Dans ce contexte, elle a considéré que le licenciement du salarié pour avoir refusé cette « proposition » n’était pas justifié, l’employeur n’ayant manifestement pas respecté l’obligation de reclassement à laquelle il était soumis.
II. Sur le salaire devant servir de base au calcul de chacune des indemnités de rupture dues au salarié : le salaire d’expatriation, dans toutes ses composantes.

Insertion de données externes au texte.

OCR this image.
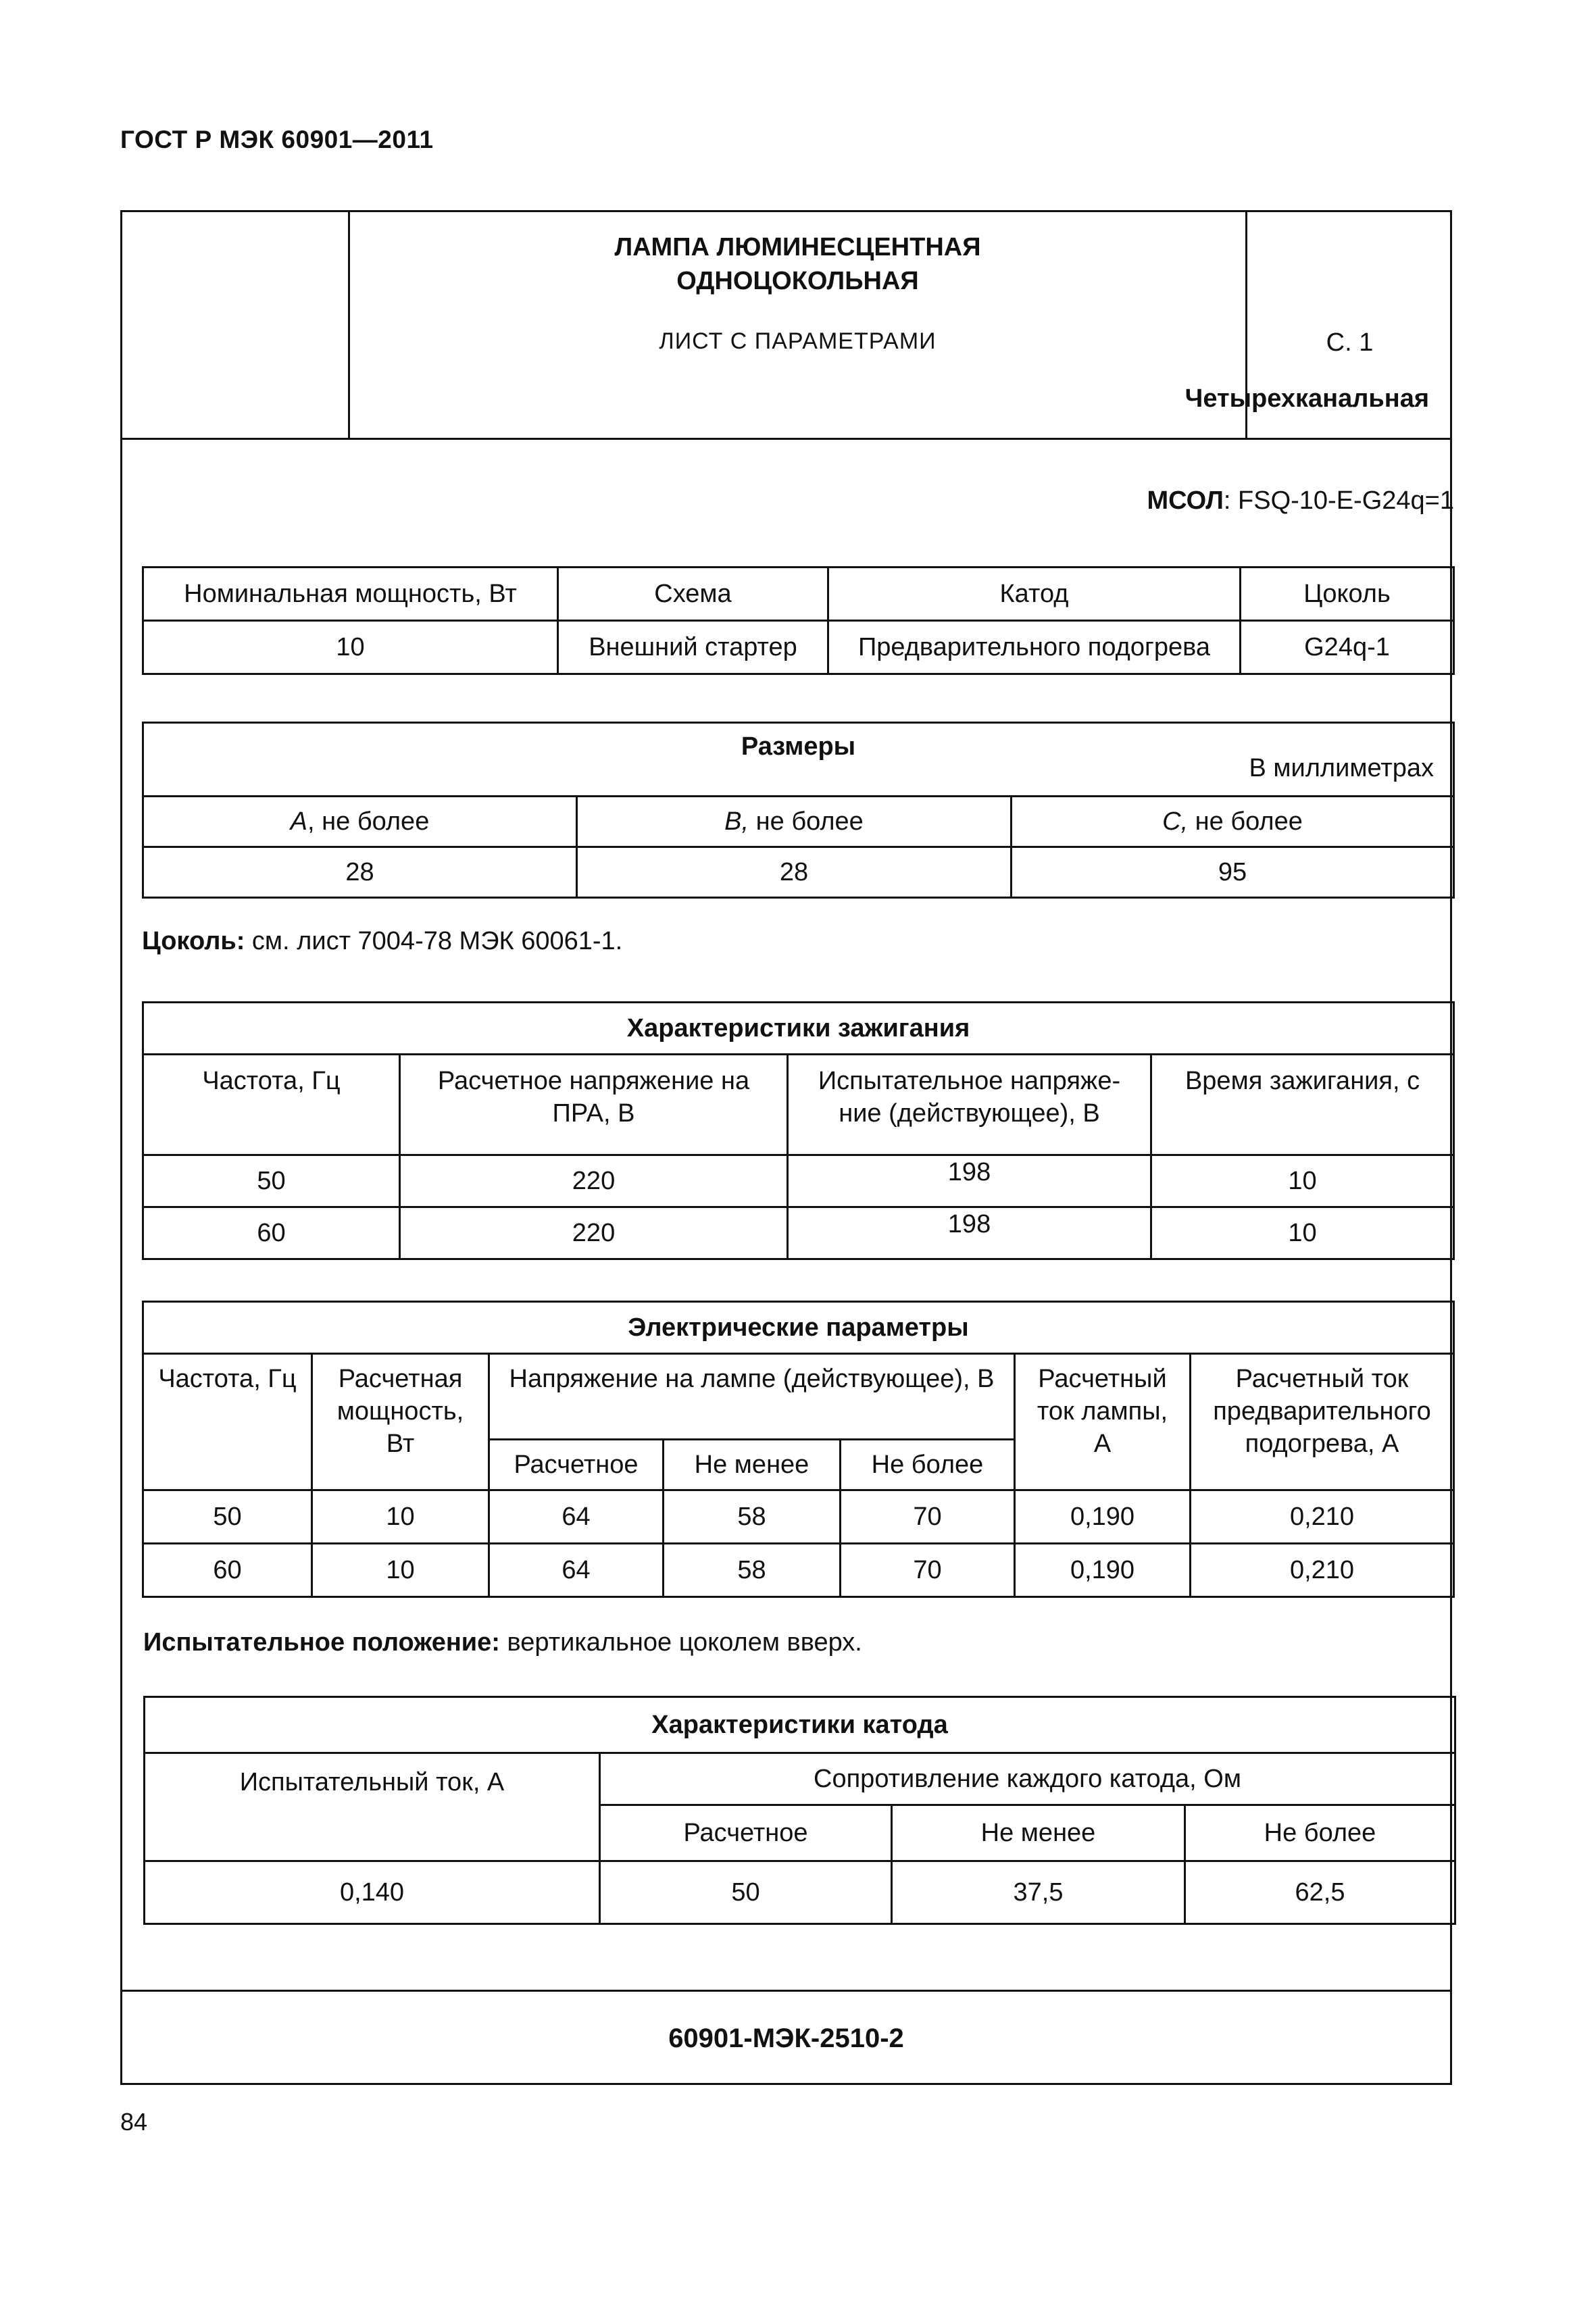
ГОСТ Р МЭК 60901—2011
ЛАМПА ЛЮМИНЕСЦЕНТНАЯ
ОДНОЦОКОЛЬНАЯ
ЛИСТ С ПАРАМЕТРАМИ
Четырехканальная
С. 1
МСОЛ: FSQ-10-E-G24q=1
Номинальная мощность, Вт	Схема	Катод	Цоколь
10	Внешний стартер	Предварительного подогрева	G24q-1
Размеры
В миллиметрах		

A, не более	B, не более	C, не более
28	28	95
Цоколь: см. лист 7004-78 МЭК 60061-1.
Характеристики зажигания			
Частота, Гц	Расчетное напряжение на ПРА, В	Испытательное напряже-ние (действующее), В	Время зажигания, с
50	220	198	10
60	220	198	10
Электрические параметры						
Частота, Гц	Расчетная мощность, Вт	Напряжение на лампе (действующее), В			Расчетный ток лампы, А	Расчетный ток предварительного подогрева, А
		Расчетное	Не менее	Не более		
50	10	64	58	70	0,190	0,210
60	10	64	58	70	0,190	0,210
Испытательное положение: вертикальное цоколем вверх.
Характеристики катода			
Испытательный ток, А	Сопротивление каждого катода, Ом		
	Расчетное	Не менее	Не более
0,140	50	37,5	62,5
60901-МЭК-2510-2
84
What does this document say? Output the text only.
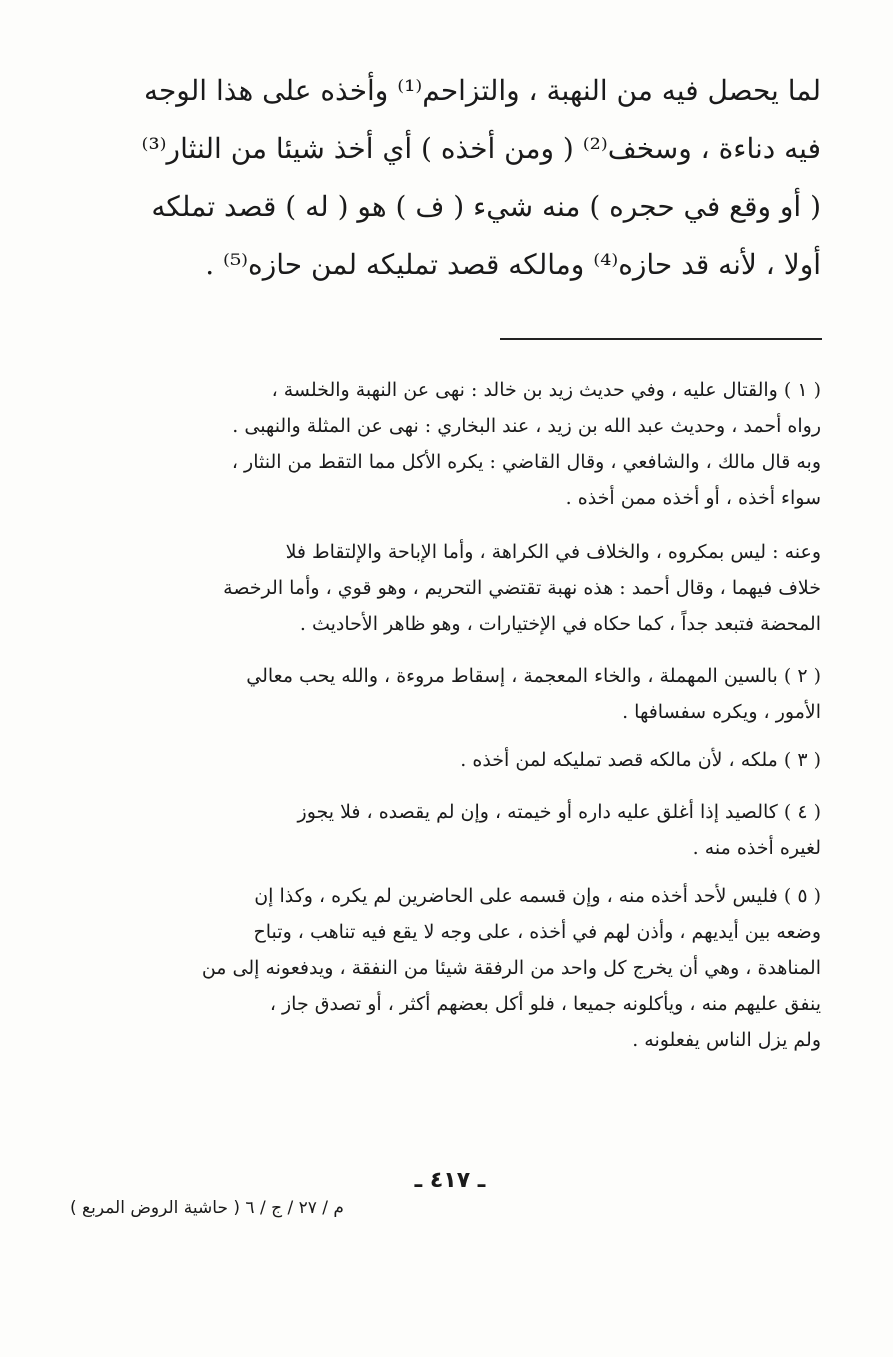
لما يحصل فيه من النهبة ، والتزاحم⁽¹⁾ وأخذه على هذا الوجه
فيه دناءة ، وسخف⁽²⁾ ( ومن أخذه ) أي أخذ شيئا من النثار⁽³⁾
( أو وقع في حجره ) منه شيء ( ف ) هو ( له ) قصد تملكه
أولا ، لأنه قد حازه⁽⁴⁾ ومالكه قصد تمليكه لمن حازه⁽⁵⁾ .
( ١ ) والقتال عليه ، وفي حديث زيد بن خالد : نهى عن النهبة والخلسة ،
رواه أحمد ، وحديث عبد الله بن زيد ، عند البخاري : نهى عن المثلة والنهبى .
وبه قال مالك ، والشافعي ، وقال القاضي : يكره الأكل مما التقط من النثار ،
سواء أخذه ، أو أخذه ممن أخذه .
وعنه : ليس بمكروه ، والخلاف في الكراهة ، وأما الإباحة والإلتقاط فلا
خلاف فيهما ، وقال أحمد : هذه نهبة تقتضي التحريم ، وهو قوي ، وأما الرخصة
المحضة فتبعد جداً ، كما حكاه في الإختيارات ، وهو ظاهر الأحاديث .
( ٢ ) بالسين المهملة ، والخاء المعجمة ، إسقاط مروءة ، والله يحب معالي
الأمور ، ويكره سفسافها .
( ٣ ) ملكه ، لأن مالكه قصد تمليكه لمن أخذه .
( ٤ ) كالصيد إذا أغلق عليه داره أو خيمته ، وإن لم يقصده ، فلا يجوز
لغيره أخذه منه .
( ٥ ) فليس لأحد أخذه منه ، وإن قسمه على الحاضرين لم يكره ، وكذا إن
وضعه بين أيديهم ، وأذن لهم في أخذه ، على وجه لا يقع فيه تناهب ، وتباح
المناهدة ، وهي أن يخرج كل واحد من الرفقة شيئا من النفقة ، ويدفعونه إلى من
ينفق عليهم منه ، ويأكلونه جميعا ، فلو أكل بعضهم أكثر ، أو تصدق جاز ،
ولم يزل الناس يفعلونه .
ـ ٤١٧ ـ
م / ٢٧ / ج / ٦ ( حاشية الروض المربع )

(i) Il y a d’abord lieu de rappeler que la Cour de Cassation affirme avec constance le principe selon lequel les indemnités de rupture auxquelles peut prétendre le salarié mis, par la société au service de laquelle il était engagé, à la disposition d’une filiale étrangère, au titre de son licenciement prononcé par la société-mère après que la filiale a mis fin à son détachement, doivent être calculées par référence aux salaires qu’il percevait dans son dernier emploi, à savoir son salaire d’expatriation (Cass. Soc. 6 février 2001, n°98-44 665 ; Cass. Soc. 27 octobre 2004 n°02-40 648 ; Cass. Soc. 6 avril 2005 n°03-42021 ; Cass. Soc. 11 janvier 2006 n°04-41652);
En particulier, un arrêt de la Chambre Sociale du 5 décembre 2007, strictement transposable à l’espèce objet du présent article (salarié révoqué par la filiale, qui se voit proposer un poste de « chargé de missions industrielles » par la société mère et refuse ce poste, puis est licencié en raison de ce refus), affirme :
« Qu’en statuant ainsi, alors que le montant des indemnités de préavis, de congés payés, de licenciement dues par la société mère au salarié ayant en dernier lieu travaillé au sein de la filiale étrangère, devait être déterminé sur la base du salaire d’expatriation, la cour d’appel a violé les textes susvisés ». (Cass. Soc. 5 décembre 2007 n°06-40787).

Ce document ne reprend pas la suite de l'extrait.